Speaking of invoked entities appearing, I recall that 'A Bridge Too Far' featured a red beret (Major 'Digby' Tatham-Water)with an umbrella (to show he was English). He also encouraged the use of bugles at Arnhem in case the radios were faulty (which they were). Clearly what inspired Miller's early character!

Tony Fisk said...

...Just to line the ducks up.

Hatham-Carter is who the film character Maj. Carlyle is based on.
(Reading his wikipedia biography, I'm amazed he doesn't merit a film in his own right!)

Tony Fisk said...

Hatham-Carter!?!?
Bah! I meant Tatham-Water, of course!

Tacitus said...

Well if you want to go deep on Movie Triva...

The phrase "A Bridge too Far" was coined by General Frederick Browning, deputy commander of Operation Market Garden. He was married, rather unfaithfully, to Daphne du Maurier. She of course was the writer of the short story The Birds, later a Hitchcock thriller of the same name.
Ah, they knew how to make movies a generation or two back. Now the main genres appear to be:

Glittery Vampires (Twilight etc)

Sweaty violent men with overstuffed codpieces (see above)

and black folks behaving in ways that would be grossly offensive if they were not in more or less all black movies which I guess sort of makes it ok somehow (Madea, etc)...

Tacitus

Acacia H. said...

I thought Dr. Brin and the rest of you might find this comic amusing - I love the Ray Bradbury quote and the other person being blithely unaware (and distracted by online media).

Rob H.

David Brin said...

Robert yes, that is far more likely as a dystopia than 1984!

Still notice the implied contempt of the artist: "I and my savvy readers are immune, of course."

David Brin said...

All right, I am back on to do a Reddit sub-AMA for the futurology forum, about... the future! Tuesday (tomorrow) at 11 am Pacific, 2pm Eastern 18:00 UTC. There were communications problems but I will sign in and hope for the best.. AMA stands for "Ask Me Anything" and you can. Though "future" is the topic. Just two hours, this time! Not the a8hour marathon I did a few years ago for a scheduled Reddit main i/AMA.

http://www.reddit.com/r/Futurology

LarryHart said...

Tony Fisk:

I recall that 'A Bridge Too Far' featured a red beret (Major 'Digby' Tatham-Water)with an umbrella (to show he was English). He also encouraged the use of bugles at Arnhem in case the radios were faulty (which they were). Clearly what inspired Miller's early character!


Most likely, no one here cares but me, but just for the record...

The character from "Sgt Fury" who carried an umbrella in battle was created by Stan Lee (as were many Marvel characters) in the early 1960s. Frank Miller may have written a much later story with that character in it, but he had nothing to do with creating the character or the title in the first place.

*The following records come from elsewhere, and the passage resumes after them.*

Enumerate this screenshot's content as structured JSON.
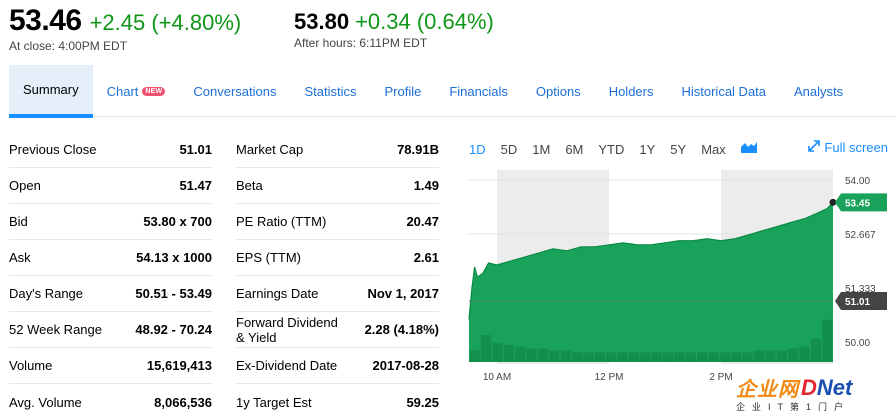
{
  "quote": {
    "close": {
      "price": "53.46",
      "change": "+2.45 (+4.80%)",
      "note": "At close: 4:00PM EDT"
    },
    "after_hours": {
      "price": "53.80",
      "change": "+0.34 (0.64%)",
      "note": "After hours: 6:11PM EDT"
    },
    "change_color": "#109618"
  },
  "tabs": [
    {
      "label": "Summary",
      "active": true
    },
    {
      "label": "Chart",
      "badge": "NEW"
    },
    {
      "label": "Conversations"
    },
    {
      "label": "Statistics"
    },
    {
      "label": "Profile"
    },
    {
      "label": "Financials"
    },
    {
      "label": "Options"
    },
    {
      "label": "Holders"
    },
    {
      "label": "Historical Data"
    },
    {
      "label": "Analysts"
    }
  ],
  "stats_left": [
    {
      "label": "Previous Close",
      "value": "51.01"
    },
    {
      "label": "Open",
      "value": "51.47"
    },
    {
      "label": "Bid",
      "value": "53.80 x 700"
    },
    {
      "label": "Ask",
      "value": "54.13 x 1000"
    },
    {
      "label": "Day's Range",
      "value": "50.51 - 53.49"
    },
    {
      "label": "52 Week Range",
      "value": "48.92 - 70.24"
    },
    {
      "label": "Volume",
      "value": "15,619,413"
    },
    {
      "label": "Avg. Volume",
      "value": "8,066,536"
    }
  ],
  "stats_right": [
    {
      "label": "Market Cap",
      "value": "78.91B"
    },
    {
      "label": "Beta",
      "value": "1.49"
    },
    {
      "label": "PE Ratio (TTM)",
      "value": "20.47"
    },
    {
      "label": "EPS (TTM)",
      "value": "2.61"
    },
    {
      "label": "Earnings Date",
      "value": "Nov 1, 2017"
    },
    {
      "label": "Forward Dividend & Yield",
      "value": "2.28 (4.18%)"
    },
    {
      "label": "Ex-Dividend Date",
      "value": "2017-08-28"
    },
    {
      "label": "1y Target Est",
      "value": "59.25"
    }
  ],
  "chart_controls": {
    "ranges": [
      "1D",
      "5D",
      "1M",
      "6M",
      "YTD",
      "1Y",
      "5Y",
      "Max"
    ],
    "active_range": "1D",
    "chart_type_icon": "mountain-chart-icon",
    "fullscreen_label": "Full screen",
    "accent": "#188fff"
  },
  "chart_data": {
    "type": "area",
    "x_axis": {
      "ticks": [
        "10 AM",
        "12 PM",
        "2 PM"
      ]
    },
    "y_axis": {
      "ticks": [
        "54.00",
        "52.667",
        "51.333",
        "50.00"
      ],
      "ylim": [
        49.5,
        54.25
      ]
    },
    "last_price_label": "53.45",
    "previous_close_label": "51.01",
    "previous_close": 51.01,
    "fill_color": "#19a35a",
    "line_color": "#0b8a45",
    "series": [
      {
        "x": [
          9.5,
          9.55,
          9.6,
          9.65,
          9.75,
          9.85,
          10.0,
          10.25,
          10.5,
          10.75,
          11.0,
          11.25,
          11.5,
          11.75,
          12.0,
          12.25,
          12.5,
          12.75,
          13.0,
          13.25,
          13.5,
          13.75,
          14.0,
          14.25,
          14.5,
          14.75,
          15.0,
          15.25,
          15.5,
          15.75,
          15.9,
          16.0
        ],
        "y": [
          50.55,
          51.3,
          51.85,
          51.6,
          51.7,
          51.95,
          51.9,
          52.0,
          52.1,
          52.2,
          52.3,
          52.25,
          52.35,
          52.35,
          52.4,
          52.45,
          52.4,
          52.4,
          52.45,
          52.5,
          52.5,
          52.55,
          52.5,
          52.55,
          52.65,
          52.75,
          52.85,
          52.95,
          53.05,
          53.2,
          53.3,
          53.45
        ]
      }
    ],
    "volume_relative": [
      0.06,
      0.14,
      0.1,
      0.09,
      0.08,
      0.07,
      0.07,
      0.06,
      0.06,
      0.05,
      0.05,
      0.05,
      0.05,
      0.05,
      0.05,
      0.05,
      0.05,
      0.05,
      0.05,
      0.05,
      0.05,
      0.05,
      0.05,
      0.05,
      0.05,
      0.06,
      0.06,
      0.06,
      0.07,
      0.08,
      0.12,
      0.22
    ]
  },
  "watermark": {
    "cn": "企业网",
    "en_d": "D",
    "en_rest": "Net",
    "sub": "企业IT第1门户"
  }
}
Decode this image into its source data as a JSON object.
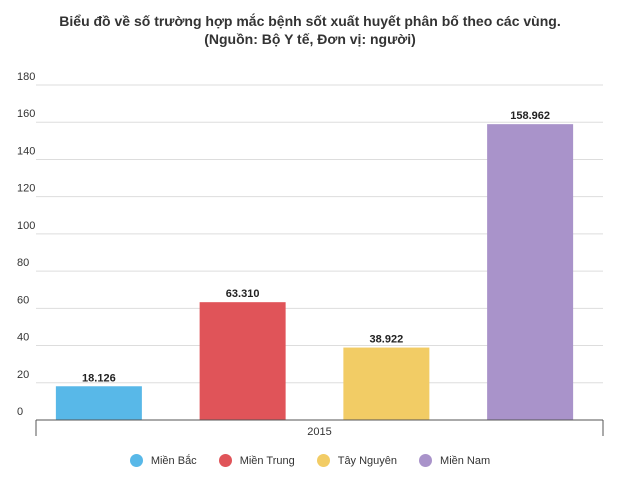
{
  "chart_data": {
    "type": "bar",
    "title": "Biểu đồ về số trường hợp mắc bệnh sốt xuất huyết phân bố theo các vùng.",
    "subtitle": "(Nguồn: Bộ Y tế, Đơn vị: người)",
    "categories": [
      "2015"
    ],
    "series": [
      {
        "name": "Miền Bắc",
        "values": [
          18.126
        ],
        "label": "18.126",
        "color": "#58b8e8"
      },
      {
        "name": "Miền Trung",
        "values": [
          63.31
        ],
        "label": "63.310",
        "color": "#e05459"
      },
      {
        "name": "Tây Nguyên",
        "values": [
          38.922
        ],
        "label": "38.922",
        "color": "#f2cc65"
      },
      {
        "name": "Miền Nam",
        "values": [
          158.962
        ],
        "label": "158.962",
        "color": "#a993ca"
      }
    ],
    "ylim": [
      0,
      180
    ],
    "yticks": [
      0,
      20,
      40,
      60,
      80,
      100,
      120,
      140,
      160,
      180
    ],
    "xlabel": "",
    "ylabel": "",
    "grid": true,
    "legend_position": "bottom"
  }
}
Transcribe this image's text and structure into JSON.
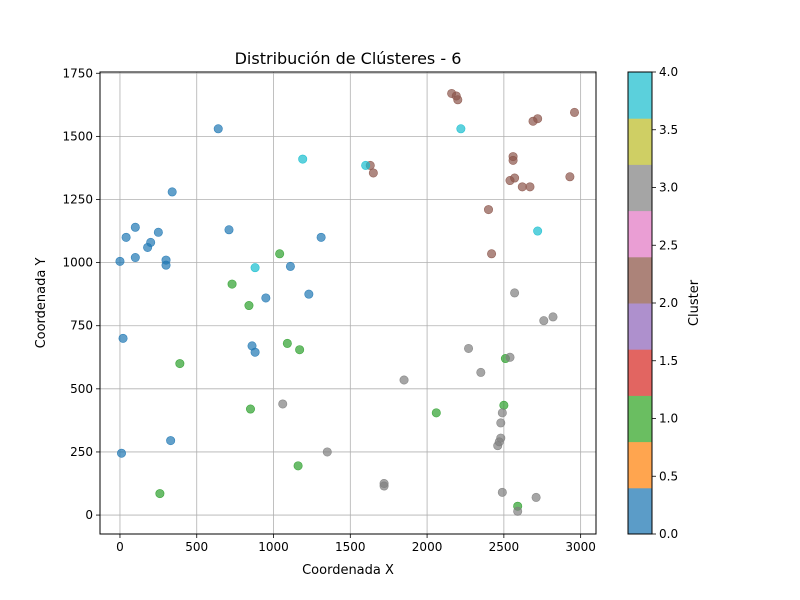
{
  "chart_data": {
    "type": "scatter",
    "title": "Distribución de Clústeres - 6",
    "xlabel": "Coordenada X",
    "ylabel": "Coordenada Y",
    "xlim": [
      -130,
      3100
    ],
    "ylim": [
      -75,
      1755
    ],
    "xticks": [
      0,
      500,
      1000,
      1500,
      2000,
      2500,
      3000
    ],
    "yticks": [
      0,
      250,
      500,
      750,
      1000,
      1250,
      1500,
      1750
    ],
    "grid": true,
    "colorbar": {
      "label": "Cluster",
      "range": [
        0,
        4
      ],
      "ticks": [
        "0.0",
        "0.5",
        "1.0",
        "1.5",
        "2.0",
        "2.5",
        "3.0",
        "3.5",
        "4.0"
      ],
      "colors": [
        "#5b9cc8",
        "#ffa54f",
        "#6abe61",
        "#e26561",
        "#ae90cd",
        "#ac8379",
        "#ea9ed4",
        "#a5a5a5",
        "#cfcf64",
        "#5bd0dc"
      ]
    },
    "cluster_colors": {
      "0": "#1f77b4",
      "1": "#2ca02c",
      "2": "#8c564b",
      "3": "#7f7f7f",
      "4": "#17becf"
    },
    "series": [
      {
        "cluster": 0,
        "points": [
          [
            640,
            1530
          ],
          [
            340,
            1280
          ],
          [
            710,
            1130
          ],
          [
            100,
            1140
          ],
          [
            250,
            1120
          ],
          [
            40,
            1100
          ],
          [
            200,
            1080
          ],
          [
            180,
            1060
          ],
          [
            1310,
            1100
          ],
          [
            100,
            1020
          ],
          [
            300,
            1010
          ],
          [
            300,
            990
          ],
          [
            0,
            1005
          ],
          [
            1110,
            985
          ],
          [
            1230,
            875
          ],
          [
            950,
            860
          ],
          [
            20,
            700
          ],
          [
            860,
            670
          ],
          [
            880,
            645
          ],
          [
            330,
            295
          ],
          [
            10,
            245
          ]
        ]
      },
      {
        "cluster": 1,
        "points": [
          [
            1040,
            1035
          ],
          [
            730,
            915
          ],
          [
            840,
            830
          ],
          [
            1090,
            680
          ],
          [
            1170,
            655
          ],
          [
            390,
            600
          ],
          [
            2510,
            620
          ],
          [
            850,
            420
          ],
          [
            2500,
            435
          ],
          [
            2060,
            405
          ],
          [
            1160,
            195
          ],
          [
            260,
            85
          ],
          [
            2590,
            35
          ]
        ]
      },
      {
        "cluster": 2,
        "points": [
          [
            2160,
            1670
          ],
          [
            2190,
            1660
          ],
          [
            2200,
            1645
          ],
          [
            2960,
            1595
          ],
          [
            2720,
            1570
          ],
          [
            2690,
            1560
          ],
          [
            1630,
            1385
          ],
          [
            1650,
            1355
          ],
          [
            2560,
            1420
          ],
          [
            2560,
            1405
          ],
          [
            2540,
            1325
          ],
          [
            2570,
            1335
          ],
          [
            2620,
            1300
          ],
          [
            2670,
            1300
          ],
          [
            2930,
            1340
          ],
          [
            2400,
            1210
          ],
          [
            2420,
            1035
          ]
        ]
      },
      {
        "cluster": 3,
        "points": [
          [
            2570,
            880
          ],
          [
            2820,
            785
          ],
          [
            2760,
            770
          ],
          [
            2270,
            660
          ],
          [
            2540,
            625
          ],
          [
            2350,
            565
          ],
          [
            1850,
            535
          ],
          [
            1060,
            440
          ],
          [
            2490,
            405
          ],
          [
            2480,
            365
          ],
          [
            2480,
            305
          ],
          [
            2470,
            290
          ],
          [
            2460,
            275
          ],
          [
            1350,
            250
          ],
          [
            1720,
            125
          ],
          [
            1720,
            115
          ],
          [
            2490,
            90
          ],
          [
            2710,
            70
          ],
          [
            2590,
            15
          ]
        ]
      },
      {
        "cluster": 4,
        "points": [
          [
            2220,
            1530
          ],
          [
            1190,
            1410
          ],
          [
            1600,
            1385
          ],
          [
            880,
            980
          ],
          [
            2720,
            1125
          ]
        ]
      }
    ]
  }
}
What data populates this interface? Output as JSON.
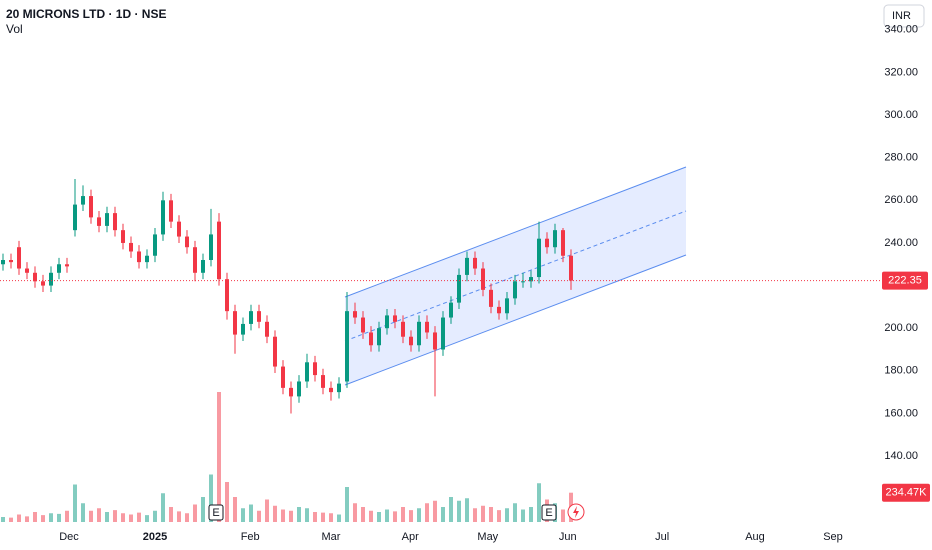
{
  "chart_data": {
    "type": "candlestick",
    "title": "20 MICRONS LTD · 1D · NSE",
    "volume_title": "Vol",
    "currency": "INR",
    "markers": [
      "E",
      "E"
    ],
    "up_color": "#089981",
    "down_color": "#f23645",
    "open": [
      230,
      232,
      238,
      228,
      226,
      222,
      220,
      226,
      230,
      246,
      258,
      262,
      252,
      248,
      254,
      246,
      240,
      236,
      231,
      234,
      244,
      260,
      250,
      243,
      238,
      226,
      232,
      250,
      223,
      208,
      197,
      202,
      208,
      203,
      196,
      182,
      172,
      168,
      175,
      184,
      178,
      172,
      170,
      175,
      208,
      205,
      198,
      192,
      200,
      206,
      203,
      196,
      192,
      203,
      198,
      190,
      205,
      212,
      225,
      233,
      228,
      218,
      210,
      207,
      214,
      222,
      222,
      224,
      242,
      238,
      246,
      234
    ],
    "high": [
      235,
      235,
      241,
      231,
      229,
      225,
      229,
      233,
      233,
      270,
      267,
      265,
      255,
      257,
      257,
      249,
      243,
      239,
      237,
      247,
      264,
      263,
      253,
      246,
      241,
      235,
      256,
      254,
      226,
      211,
      205,
      211,
      211,
      206,
      199,
      185,
      175,
      178,
      188,
      187,
      181,
      175,
      177,
      217,
      212,
      208,
      201,
      203,
      209,
      209,
      206,
      199,
      206,
      206,
      201,
      208,
      215,
      228,
      236,
      236,
      231,
      221,
      213,
      217,
      225,
      226,
      227,
      250,
      245,
      249,
      247,
      237
    ],
    "low": [
      227,
      228,
      225,
      223,
      219,
      217,
      217,
      223,
      226,
      243,
      255,
      249,
      245,
      245,
      243,
      237,
      233,
      228,
      228,
      231,
      241,
      247,
      240,
      235,
      222,
      223,
      229,
      220,
      204,
      188,
      194,
      199,
      200,
      193,
      179,
      169,
      160,
      165,
      172,
      175,
      169,
      166,
      167,
      172,
      202,
      195,
      189,
      189,
      197,
      200,
      193,
      189,
      189,
      195,
      168,
      187,
      202,
      209,
      222,
      225,
      215,
      207,
      204,
      204,
      211,
      219,
      219,
      221,
      235,
      235,
      231,
      218
    ],
    "close": [
      232,
      231,
      228,
      226,
      222,
      220,
      226,
      230,
      229,
      258,
      262,
      252,
      248,
      254,
      246,
      240,
      236,
      231,
      234,
      244,
      260,
      250,
      243,
      238,
      226,
      232,
      244,
      223,
      208,
      197,
      202,
      208,
      203,
      196,
      182,
      172,
      168,
      175,
      184,
      178,
      172,
      170,
      174,
      208,
      205,
      198,
      192,
      200,
      206,
      203,
      196,
      192,
      203,
      198,
      190,
      205,
      212,
      225,
      233,
      228,
      218,
      210,
      207,
      214,
      222,
      222,
      224,
      242,
      238,
      246,
      234,
      222.35
    ],
    "volume": [
      40,
      35,
      60,
      45,
      80,
      55,
      70,
      65,
      90,
      300,
      150,
      90,
      110,
      80,
      95,
      70,
      60,
      75,
      55,
      90,
      230,
      120,
      85,
      70,
      140,
      200,
      380,
      1040,
      320,
      200,
      110,
      140,
      90,
      180,
      130,
      100,
      90,
      120,
      110,
      80,
      75,
      70,
      60,
      280,
      150,
      120,
      90,
      80,
      100,
      85,
      120,
      95,
      110,
      150,
      170,
      120,
      200,
      170,
      190,
      110,
      130,
      120,
      95,
      110,
      150,
      100,
      120,
      310,
      180,
      150,
      100,
      234.47
    ],
    "last_volume_label": "234.47K",
    "xlim": [
      -0.375,
      109.625
    ],
    "xticks": [
      {
        "value": 8.25,
        "label": "Dec"
      },
      {
        "value": 19,
        "label": "2025"
      },
      {
        "value": 30.9,
        "label": "Feb"
      },
      {
        "value": 41,
        "label": "Mar"
      },
      {
        "value": 50.9,
        "label": "Apr"
      },
      {
        "value": 60.6,
        "label": "May"
      },
      {
        "value": 70.6,
        "label": "Jun"
      },
      {
        "value": 82.4,
        "label": "Jul"
      },
      {
        "value": 94,
        "label": "Aug"
      },
      {
        "value": 103.75,
        "label": "Sep"
      }
    ],
    "ylim": [
      110,
      354
    ],
    "yticks": [
      {
        "value": 140,
        "label": "140.00"
      },
      {
        "value": 160,
        "label": "160.00"
      },
      {
        "value": 180,
        "label": "180.00"
      },
      {
        "value": 200,
        "label": "200.00"
      },
      {
        "value": 220,
        "label": "220.00"
      },
      {
        "value": 240,
        "label": "240.00"
      },
      {
        "value": 260,
        "label": "260.00"
      },
      {
        "value": 280,
        "label": "280.00"
      },
      {
        "value": 300,
        "label": "300.00"
      },
      {
        "value": 320,
        "label": "320.00"
      },
      {
        "value": 340,
        "label": "340.00"
      }
    ]
  }
}
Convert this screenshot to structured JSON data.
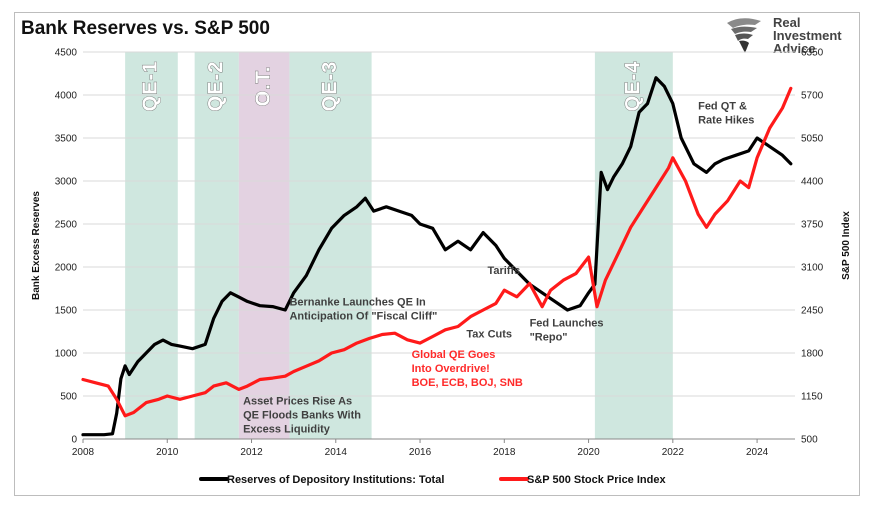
{
  "chart_data": {
    "type": "line",
    "title": "Bank Reserves vs. S&P 500",
    "ylabel_left": "Bank Excess Reserves",
    "ylabel_right": "S&P 500 Index",
    "xlim": [
      2008,
      2024.9
    ],
    "ylim_left": [
      0,
      4500
    ],
    "ylim_right": [
      500,
      6350
    ],
    "x_ticks": [
      "2008",
      "2010",
      "2012",
      "2014",
      "2016",
      "2018",
      "2020",
      "2022",
      "2024"
    ],
    "y_left_ticks": [
      "0",
      "500",
      "1000",
      "1500",
      "2000",
      "2500",
      "3000",
      "3500",
      "4000",
      "4500"
    ],
    "y_right_ticks": [
      "500",
      "1150",
      "1800",
      "2450",
      "3100",
      "3750",
      "4400",
      "5050",
      "5700",
      "6350"
    ],
    "grid": "horizontal",
    "legend_position": "bottom",
    "shaded_periods": [
      {
        "label": "QE-1",
        "start": 2009.0,
        "end": 2010.25,
        "color": "#cfe7df"
      },
      {
        "label": "QE-2",
        "start": 2010.65,
        "end": 2011.7,
        "color": "#cfe7df"
      },
      {
        "label": "O.T.",
        "start": 2011.7,
        "end": 2012.9,
        "color": "#e3d2e1"
      },
      {
        "label": "QE-3",
        "start": 2012.9,
        "end": 2014.85,
        "color": "#cfe7df"
      },
      {
        "label": "QE-4",
        "start": 2020.15,
        "end": 2022.0,
        "color": "#cfe7df"
      }
    ],
    "series": [
      {
        "name": "Reserves of Depository Institutions: Total",
        "axis": "left",
        "color": "#000000",
        "x": [
          2008.0,
          2008.5,
          2008.7,
          2008.8,
          2008.9,
          2009.0,
          2009.1,
          2009.3,
          2009.5,
          2009.7,
          2009.9,
          2010.1,
          2010.3,
          2010.6,
          2010.9,
          2011.1,
          2011.3,
          2011.5,
          2011.7,
          2011.9,
          2012.2,
          2012.5,
          2012.8,
          2013.0,
          2013.3,
          2013.6,
          2013.9,
          2014.2,
          2014.5,
          2014.7,
          2014.9,
          2015.2,
          2015.5,
          2015.8,
          2016.0,
          2016.3,
          2016.6,
          2016.9,
          2017.2,
          2017.5,
          2017.8,
          2018.0,
          2018.3,
          2018.6,
          2018.9,
          2019.2,
          2019.5,
          2019.8,
          2020.0,
          2020.15,
          2020.3,
          2020.45,
          2020.6,
          2020.8,
          2021.0,
          2021.2,
          2021.4,
          2021.6,
          2021.8,
          2022.0,
          2022.2,
          2022.5,
          2022.8,
          2023.0,
          2023.2,
          2023.5,
          2023.8,
          2024.0,
          2024.3,
          2024.6,
          2024.8
        ],
        "values": [
          50,
          50,
          60,
          300,
          700,
          850,
          750,
          900,
          1000,
          1100,
          1150,
          1100,
          1080,
          1050,
          1100,
          1400,
          1600,
          1700,
          1650,
          1600,
          1550,
          1540,
          1500,
          1700,
          1900,
          2200,
          2450,
          2600,
          2700,
          2800,
          2650,
          2700,
          2650,
          2600,
          2500,
          2450,
          2200,
          2300,
          2200,
          2400,
          2250,
          2100,
          1950,
          1800,
          1700,
          1600,
          1500,
          1550,
          1700,
          1800,
          3100,
          2900,
          3050,
          3200,
          3400,
          3800,
          3900,
          4200,
          4100,
          3900,
          3500,
          3200,
          3100,
          3200,
          3250,
          3300,
          3350,
          3500,
          3400,
          3300,
          3200
        ]
      },
      {
        "name": "S&P 500 Stock Price Index",
        "axis": "right",
        "color": "#ff1a1a",
        "x": [
          2008.0,
          2008.3,
          2008.6,
          2008.8,
          2009.0,
          2009.2,
          2009.5,
          2009.8,
          2010.0,
          2010.3,
          2010.6,
          2010.9,
          2011.1,
          2011.4,
          2011.7,
          2011.9,
          2012.2,
          2012.5,
          2012.8,
          2013.0,
          2013.3,
          2013.6,
          2013.9,
          2014.2,
          2014.5,
          2014.8,
          2015.1,
          2015.4,
          2015.7,
          2016.0,
          2016.3,
          2016.6,
          2016.9,
          2017.2,
          2017.5,
          2017.8,
          2018.0,
          2018.3,
          2018.6,
          2018.9,
          2019.1,
          2019.4,
          2019.7,
          2020.0,
          2020.2,
          2020.4,
          2020.7,
          2021.0,
          2021.3,
          2021.6,
          2021.9,
          2022.0,
          2022.3,
          2022.6,
          2022.8,
          2023.0,
          2023.3,
          2023.6,
          2023.8,
          2024.0,
          2024.3,
          2024.6,
          2024.8
        ],
        "values": [
          1400,
          1350,
          1300,
          1100,
          850,
          900,
          1050,
          1100,
          1150,
          1100,
          1150,
          1200,
          1300,
          1350,
          1250,
          1300,
          1400,
          1420,
          1450,
          1520,
          1600,
          1680,
          1800,
          1850,
          1950,
          2020,
          2080,
          2100,
          2000,
          1950,
          2050,
          2150,
          2200,
          2350,
          2450,
          2550,
          2750,
          2650,
          2850,
          2500,
          2750,
          2900,
          3000,
          3250,
          2500,
          2900,
          3300,
          3700,
          4000,
          4300,
          4600,
          4750,
          4400,
          3900,
          3700,
          3900,
          4100,
          4400,
          4300,
          4750,
          5200,
          5500,
          5800
        ]
      }
    ],
    "annotations": [
      {
        "text": [
          "Bernanke Launches QE In",
          "Anticipation Of \"Fiscal Cliff\""
        ],
        "x": 2012.9,
        "y_left": 1550,
        "color": "#404040"
      },
      {
        "text": [
          "Asset Prices Rise  As",
          "QE Floods Banks With",
          "Excess Liquidity"
        ],
        "x": 2011.8,
        "y_left": 400,
        "color": "#404040"
      },
      {
        "text": [
          "Global QE Goes",
          "Into Overdrive!",
          "BOE, ECB, BOJ, SNB"
        ],
        "x": 2015.8,
        "y_left": 940,
        "color": "#ff2a2a"
      },
      {
        "text": [
          "Tariffs"
        ],
        "x": 2017.6,
        "y_left": 1920,
        "color": "#404040"
      },
      {
        "text": [
          "Tax Cuts"
        ],
        "x": 2017.1,
        "y_left": 1180,
        "color": "#404040"
      },
      {
        "text": [
          "Fed Launches",
          "\"Repo\""
        ],
        "x": 2018.6,
        "y_left": 1310,
        "color": "#404040"
      },
      {
        "text": [
          "Fed QT &",
          "Rate Hikes"
        ],
        "x": 2022.6,
        "y_left": 3830,
        "color": "#404040"
      }
    ]
  },
  "logo": {
    "lines": [
      "Real",
      "Investment",
      "Advice"
    ],
    "icon": "eagle-icon"
  }
}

Now, if Stan Lee had been inspired by a movie, that wouldn't suprise me at all.

LarryHart said...

Dr Brin:

I am back on to do a Reddit sub-AMA for the futurology forum, about... the future! Tuesday (tomorrow) at 11 am Pacific...


I first read that as "about the future--Tuesday at 11 am." As if the talk would be about what might happen late Tuesday morning. I mean, sure, that is the future, but hardly worth the effort of speculating about.

:)

David Brin said...

We'll see if you think Tuesday 11 am turns out as banal as you thought it would be!

Tim H. said...

Too few people would get it, but wouldn't it be fun if Apple's show began with an elderly David Bowman proclaiming "Something's coming, something wonderful!"

Unknown said...

Glory Season: one of my favorites. Would love to see Miller's misogyny up against that!

Anonymous said...

Hi, David Brin,

Sorry for the late note--2 years. I didn't know others had issues with the movie and book "300". I just finished reading a biography of Cyrus the Great who founded the dynasty from which Darius and Xerxes came. I am fascinated by the time of the first Persian Empire and just the outtakes of the movie "300" bother me as being historically inaccurate. For one thing, the Persian kings were significantly hairier, the statues and the reliefs showing them as having full heads of hair and beards, and would have balked at the idea of walking out in public naked save for chains.

It has been a while since I have read about Thermopylae. Thank you for the article. I enjoyed it.